Their music isn't for everyone, but I'm guessing there are at least a couple of Halloweeners who will appreciate these! Now, if I can convince Beats Antique to take on "Grim Grinning Ghosts", I'm set, lol...


----------



## Rich B (Sep 23, 2005)

Wish there was a Like button here! LOL.....


----------



## HallowSusieBoo (Aug 11, 2009)

*Sooooo LOVE this!!!! Thanks for the posting!! *


----------



## HallowSusieBoo (Aug 11, 2009)

DjIronic said:


> Beats Antique have been a favorite of mine for a while, and I actually use a lot of their music for my Halloween party as it's kind of a nice bridge between old and new, with plenty of bass to keep the party bumpin', lol. But this year, they actually have two remixes that are killer for the holiday. And they have them for free download on their Web site! Note that the name "Friday the 13th" refers to the day they released the track, not the movie, lol...
> 
> Their music isn't for everyone, but I'm guessing there are at least a couple of Halloweeners who will appreciate these! Now, if I can convince Beats Antique to take on "Grim Grinning Ghosts", I'm set, lol...





*Hallow there Halloween Radio!! 

REQUEST: Can you add the cool free downloads of music that were recently posted by DjIronic -- " Beats Antique" ??
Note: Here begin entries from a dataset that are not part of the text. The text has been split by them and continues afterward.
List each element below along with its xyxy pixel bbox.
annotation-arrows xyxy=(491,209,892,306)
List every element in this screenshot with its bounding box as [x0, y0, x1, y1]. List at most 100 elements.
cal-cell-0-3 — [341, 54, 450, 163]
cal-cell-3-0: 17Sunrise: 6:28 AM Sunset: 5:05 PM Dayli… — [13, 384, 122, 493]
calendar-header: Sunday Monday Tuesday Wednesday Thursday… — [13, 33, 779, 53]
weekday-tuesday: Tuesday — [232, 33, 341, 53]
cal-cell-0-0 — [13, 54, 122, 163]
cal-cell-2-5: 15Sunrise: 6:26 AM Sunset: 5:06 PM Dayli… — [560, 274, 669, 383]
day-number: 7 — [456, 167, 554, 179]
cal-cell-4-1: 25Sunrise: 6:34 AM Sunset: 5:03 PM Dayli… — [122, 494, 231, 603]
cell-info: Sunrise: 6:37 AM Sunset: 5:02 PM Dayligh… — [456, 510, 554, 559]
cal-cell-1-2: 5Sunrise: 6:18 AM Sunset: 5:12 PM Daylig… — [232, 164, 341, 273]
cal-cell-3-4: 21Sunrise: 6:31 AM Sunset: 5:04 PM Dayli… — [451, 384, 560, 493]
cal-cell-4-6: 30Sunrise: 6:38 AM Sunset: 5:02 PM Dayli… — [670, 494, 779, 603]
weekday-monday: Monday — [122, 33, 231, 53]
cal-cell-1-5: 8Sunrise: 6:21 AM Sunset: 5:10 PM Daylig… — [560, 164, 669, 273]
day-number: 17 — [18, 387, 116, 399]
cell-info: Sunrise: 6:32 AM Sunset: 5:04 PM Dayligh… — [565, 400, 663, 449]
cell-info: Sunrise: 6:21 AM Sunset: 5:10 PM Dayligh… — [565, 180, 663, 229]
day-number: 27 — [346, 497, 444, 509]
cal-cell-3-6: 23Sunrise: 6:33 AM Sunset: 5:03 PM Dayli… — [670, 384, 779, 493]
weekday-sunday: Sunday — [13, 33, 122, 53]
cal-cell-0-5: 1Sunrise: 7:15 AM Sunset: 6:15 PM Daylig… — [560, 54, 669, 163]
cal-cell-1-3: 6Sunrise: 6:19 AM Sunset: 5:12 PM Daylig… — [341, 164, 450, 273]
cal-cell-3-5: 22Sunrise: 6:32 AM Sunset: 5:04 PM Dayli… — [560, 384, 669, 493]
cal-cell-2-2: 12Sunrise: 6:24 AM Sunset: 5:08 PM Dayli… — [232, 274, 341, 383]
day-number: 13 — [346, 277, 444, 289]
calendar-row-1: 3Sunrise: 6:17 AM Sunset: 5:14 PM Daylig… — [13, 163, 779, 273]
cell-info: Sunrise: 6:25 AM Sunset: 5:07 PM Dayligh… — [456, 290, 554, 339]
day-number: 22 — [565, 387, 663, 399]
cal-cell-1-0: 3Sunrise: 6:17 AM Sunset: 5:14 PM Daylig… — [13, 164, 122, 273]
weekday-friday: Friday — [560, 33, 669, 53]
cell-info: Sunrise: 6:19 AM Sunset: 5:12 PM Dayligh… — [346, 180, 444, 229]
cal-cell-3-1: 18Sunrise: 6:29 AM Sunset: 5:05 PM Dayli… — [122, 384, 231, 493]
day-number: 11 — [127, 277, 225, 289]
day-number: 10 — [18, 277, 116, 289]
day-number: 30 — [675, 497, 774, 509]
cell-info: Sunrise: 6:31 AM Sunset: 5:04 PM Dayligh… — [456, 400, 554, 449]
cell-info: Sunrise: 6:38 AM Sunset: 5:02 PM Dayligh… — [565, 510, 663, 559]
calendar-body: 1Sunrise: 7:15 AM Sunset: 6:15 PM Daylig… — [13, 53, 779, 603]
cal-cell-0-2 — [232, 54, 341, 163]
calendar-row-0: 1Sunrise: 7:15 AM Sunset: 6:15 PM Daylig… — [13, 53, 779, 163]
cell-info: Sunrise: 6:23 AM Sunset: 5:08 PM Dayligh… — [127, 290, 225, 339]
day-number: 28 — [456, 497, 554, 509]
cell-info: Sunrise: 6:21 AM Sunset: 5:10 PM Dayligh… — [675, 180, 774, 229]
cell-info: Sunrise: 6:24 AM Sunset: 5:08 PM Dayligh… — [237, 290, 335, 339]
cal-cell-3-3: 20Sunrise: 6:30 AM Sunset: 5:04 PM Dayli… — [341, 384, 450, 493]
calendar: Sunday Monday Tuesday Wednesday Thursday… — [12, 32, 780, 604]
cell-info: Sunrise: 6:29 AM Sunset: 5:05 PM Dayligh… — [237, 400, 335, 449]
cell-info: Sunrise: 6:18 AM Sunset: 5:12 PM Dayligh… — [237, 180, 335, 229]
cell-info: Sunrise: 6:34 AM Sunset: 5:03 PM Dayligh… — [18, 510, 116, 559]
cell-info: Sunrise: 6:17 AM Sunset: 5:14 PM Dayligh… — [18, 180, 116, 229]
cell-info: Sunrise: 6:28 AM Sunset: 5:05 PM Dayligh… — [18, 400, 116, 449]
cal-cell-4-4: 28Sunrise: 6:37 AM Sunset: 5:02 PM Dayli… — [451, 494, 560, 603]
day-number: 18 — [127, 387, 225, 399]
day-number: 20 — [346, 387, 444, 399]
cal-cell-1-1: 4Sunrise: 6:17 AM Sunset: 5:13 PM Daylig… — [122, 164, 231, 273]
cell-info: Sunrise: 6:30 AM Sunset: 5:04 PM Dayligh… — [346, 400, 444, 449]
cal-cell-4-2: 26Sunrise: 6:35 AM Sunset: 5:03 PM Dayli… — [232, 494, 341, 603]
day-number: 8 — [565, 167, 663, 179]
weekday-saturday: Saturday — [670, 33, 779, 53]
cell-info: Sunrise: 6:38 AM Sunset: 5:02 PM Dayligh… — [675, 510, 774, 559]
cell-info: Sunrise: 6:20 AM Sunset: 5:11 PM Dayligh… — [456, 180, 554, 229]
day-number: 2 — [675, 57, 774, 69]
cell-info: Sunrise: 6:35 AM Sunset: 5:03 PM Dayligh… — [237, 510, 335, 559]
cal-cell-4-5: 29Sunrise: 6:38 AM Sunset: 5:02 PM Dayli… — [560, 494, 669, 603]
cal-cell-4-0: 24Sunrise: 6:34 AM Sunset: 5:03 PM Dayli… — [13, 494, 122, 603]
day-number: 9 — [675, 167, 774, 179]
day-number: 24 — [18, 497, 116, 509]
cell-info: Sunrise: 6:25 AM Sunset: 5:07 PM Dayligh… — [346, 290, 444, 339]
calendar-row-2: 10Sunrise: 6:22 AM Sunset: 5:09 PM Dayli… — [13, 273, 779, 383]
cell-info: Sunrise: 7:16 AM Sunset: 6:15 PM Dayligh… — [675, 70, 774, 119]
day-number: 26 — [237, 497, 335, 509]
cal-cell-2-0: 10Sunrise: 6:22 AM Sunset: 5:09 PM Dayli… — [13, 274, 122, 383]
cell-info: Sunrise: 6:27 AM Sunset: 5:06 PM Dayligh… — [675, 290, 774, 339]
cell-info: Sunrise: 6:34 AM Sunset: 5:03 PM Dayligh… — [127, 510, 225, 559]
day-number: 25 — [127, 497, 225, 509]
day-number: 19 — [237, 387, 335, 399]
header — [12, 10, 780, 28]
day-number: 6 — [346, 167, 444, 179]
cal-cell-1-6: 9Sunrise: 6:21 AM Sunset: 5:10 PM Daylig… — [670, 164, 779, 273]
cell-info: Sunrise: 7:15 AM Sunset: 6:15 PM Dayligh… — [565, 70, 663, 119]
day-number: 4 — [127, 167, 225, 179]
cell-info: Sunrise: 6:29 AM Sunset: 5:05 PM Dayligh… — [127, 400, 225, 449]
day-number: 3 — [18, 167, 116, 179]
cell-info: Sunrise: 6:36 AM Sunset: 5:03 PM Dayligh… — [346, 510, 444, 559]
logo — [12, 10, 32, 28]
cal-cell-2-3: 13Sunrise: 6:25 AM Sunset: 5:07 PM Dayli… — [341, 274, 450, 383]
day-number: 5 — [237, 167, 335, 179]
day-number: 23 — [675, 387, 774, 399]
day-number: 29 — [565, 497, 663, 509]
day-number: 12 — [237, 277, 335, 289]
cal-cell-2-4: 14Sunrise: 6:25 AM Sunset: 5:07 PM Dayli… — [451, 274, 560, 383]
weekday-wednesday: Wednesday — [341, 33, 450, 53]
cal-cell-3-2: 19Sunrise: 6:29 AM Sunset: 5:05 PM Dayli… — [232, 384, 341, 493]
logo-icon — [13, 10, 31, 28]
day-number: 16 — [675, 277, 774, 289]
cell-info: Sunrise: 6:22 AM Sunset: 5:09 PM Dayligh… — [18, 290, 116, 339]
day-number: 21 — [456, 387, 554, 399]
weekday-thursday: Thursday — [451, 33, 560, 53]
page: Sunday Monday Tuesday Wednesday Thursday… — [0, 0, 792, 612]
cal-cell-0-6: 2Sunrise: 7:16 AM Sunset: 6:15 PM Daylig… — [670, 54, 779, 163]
You are the absolute BEST soundtrack to my life - well at least in October... and uh - September...and yes well --- August.... SHeesh -- looks like I am stuck on Halloween Radio all year! 

(Makes me feel soooo aliiive! *)


----------



## DjIronic (Oct 1, 2004)

@Boo - if you like these songs, be sure to check out some of their other stuff. I find a lot of it to be somewhat spooky (or at least exotic), so it's good stuff for this time of year. Beats Antique will definitely represent a good chunk of my Halloween party playlist this year. Time to crank up the subwoofer, lol...


----------